Nos últimos dez anos, o Sistema Único de Saúde contabilizou 45.511 atendimentos de emergência relacionados a envenenamentos que resultaram em internação e, em muitos casos, em morte. Os dados fazem parte de um levantamento realizado pela Abramede (Associação Brasileira de Medicina de Emergência).
Entre 2009 e 2024, a média foi de 4.551 registros anuais, equivalente a 379 por mês ou 12,6 por dia, o que significa que a cada duas horas uma pessoa deu entrada em um pronto-socorro da rede pública por ingestão de substâncias tóxicas ou reações graves. Do total, 3.461 internações ocorreram por intoxicação proposital provocada por terceiros.
A Abramede destaca que esses números coincidem com os dez anos de reconhecimento da medicina de emergência como especialidade no Brasil, reforçando o papel dos emergencistas em situações críticas. “Muitos casos de intoxicação são intencionais, motivados por questões emocionais ou familiares, e não apenas acidentes”, explicou Camila Lunardi, presidente da entidade.
Episódios recentes ilustram a gravidade do problema, como o bolo com arsênio que matou quatro pessoas em Torres (RS), em dezembro de 2024, e a ceia de Ano-Novo em Parnaíba (PI), que deixou cinco mortos no início deste ano. Outros casos ganharam repercussão, como o ovo de Páscoa envenenado no Maranhão e o açaí contaminado no Rio Grande do Norte, que provocou a morte de uma bebê de oito meses.

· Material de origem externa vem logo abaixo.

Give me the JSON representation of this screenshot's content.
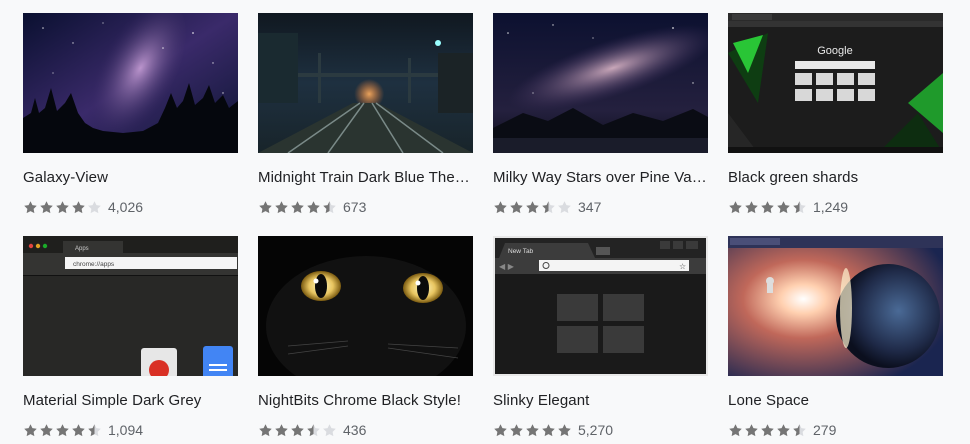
{
  "themes": [
    {
      "title": "Galaxy-View",
      "rating": 4.0,
      "count": "4,026",
      "thumb": "galaxy-forest"
    },
    {
      "title": "Midnight Train Dark Blue Theme",
      "rating": 4.5,
      "count": "673",
      "thumb": "train-tracks"
    },
    {
      "title": "Milky Way Stars over Pine Vall...",
      "rating": 3.5,
      "count": "347",
      "thumb": "milky-way-mountains"
    },
    {
      "title": "Black green shards",
      "rating": 4.5,
      "count": "1,249",
      "thumb": "google-newtab-green"
    },
    {
      "title": "Material Simple Dark Grey",
      "rating": 4.5,
      "count": "1,094",
      "thumb": "chrome-apps-dark"
    },
    {
      "title": "NightBits Chrome Black Style!",
      "rating": 3.5,
      "count": "436",
      "thumb": "black-cat"
    },
    {
      "title": "Slinky Elegant",
      "rating": 5.0,
      "count": "5,270",
      "thumb": "chrome-newtab-black"
    },
    {
      "title": "Lone Space",
      "rating": 4.5,
      "count": "279",
      "thumb": "planet-astronaut"
    }
  ],
  "thumb_text": {
    "google": "Google",
    "new_tab": "New Tab",
    "apps_tab": "Apps",
    "apps_url": "chrome://apps"
  },
  "colors": {
    "star_filled": "#757575",
    "star_empty": "#dadce0",
    "title": "#202124",
    "count": "#5f6368"
  }
}
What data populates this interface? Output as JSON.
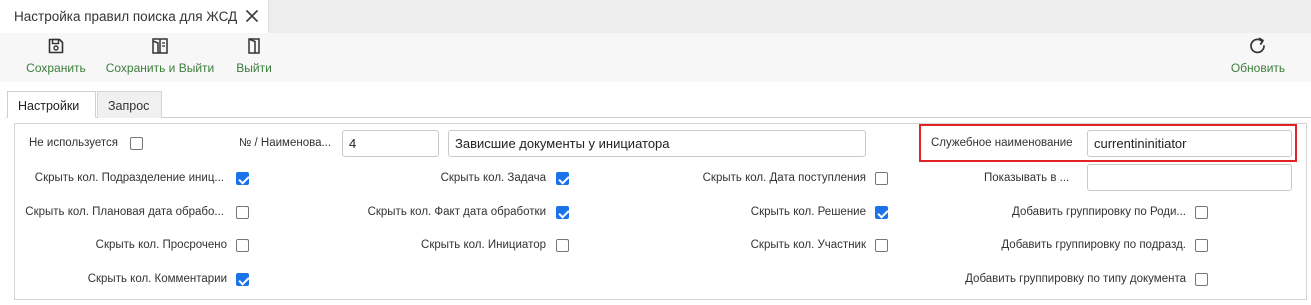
{
  "doc_tab": {
    "title": "Настройка правил поиска для ЖСД"
  },
  "toolbar": {
    "save": "Сохранить",
    "save_exit": "Сохранить и Выйти",
    "exit": "Выйти",
    "refresh": "Обновить"
  },
  "tabs": {
    "settings": "Настройки",
    "query": "Запрос"
  },
  "form": {
    "not_used": {
      "label": "Не используется",
      "checked": false
    },
    "number_name_label": "№ / Наименова...",
    "number_value": "4",
    "name_value": "Зависшие документы у инициатора",
    "service_name_label": "Служебное наименование",
    "service_name_value": "currentininitiator",
    "show_in_label": "Показывать в ...",
    "show_in_value": "",
    "col1": [
      {
        "label": "Скрыть кол. Подразделение иниц...",
        "checked": true
      },
      {
        "label": "Скрыть кол. Плановая дата обрабо...",
        "checked": false
      },
      {
        "label": "Скрыть кол. Просрочено",
        "checked": false
      },
      {
        "label": "Скрыть кол. Комментарии",
        "checked": true
      }
    ],
    "col2": [
      {
        "label": "Скрыть кол. Задача",
        "checked": true
      },
      {
        "label": "Скрыть кол. Факт дата обработки",
        "checked": true
      },
      {
        "label": "Скрыть кол. Инициатор",
        "checked": false
      }
    ],
    "col3": [
      {
        "label": "Скрыть кол. Дата поступления",
        "checked": false
      },
      {
        "label": "Скрыть кол. Решение",
        "checked": true
      },
      {
        "label": "Скрыть кол. Участник",
        "checked": false
      }
    ],
    "col4": [
      {
        "label": "Добавить группировку по Роди...",
        "checked": false
      },
      {
        "label": "Добавить группировку по подразд.",
        "checked": false
      },
      {
        "label": "Добавить группировку по типу документа",
        "checked": false
      }
    ]
  },
  "colors": {
    "accent": "#1a73e8",
    "toolbar_text": "#3c7d3a",
    "highlight": "#e02424"
  }
}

Para a emergencista Juliana Sartorelo, medidas de fiscalização e regulamentação mais rígidas, além do combate ao comércio clandestino e do fortalecimento de políticas de suporte socioemocional, poderiam reduzir a ocorrência dos casos. Ela ressalta ainda que a agilidade no atendimento é crucial: “A prioridade não é descobrir de imediato a substância, mas garantir suporte de vida. Só após estabilizar o paciente é possível investigar o intoxicante para direcionar o tratamento”.
O levantamento revela ainda aumento expressivo nos últimos anos. Após queda entre 2015 e 2021, os números voltaram a crescer, atingindo os maiores picos em 2023 (5.523 registros) e 2024 (5.560). Entre as causas acidentais mais comuns estão medicamentos analgésicos e anti-inflamatórios (2.225 casos), pesticidas (1.830), álcool (1.954) e anticonvulsivantes, sedativos e hipnóticos (1.941).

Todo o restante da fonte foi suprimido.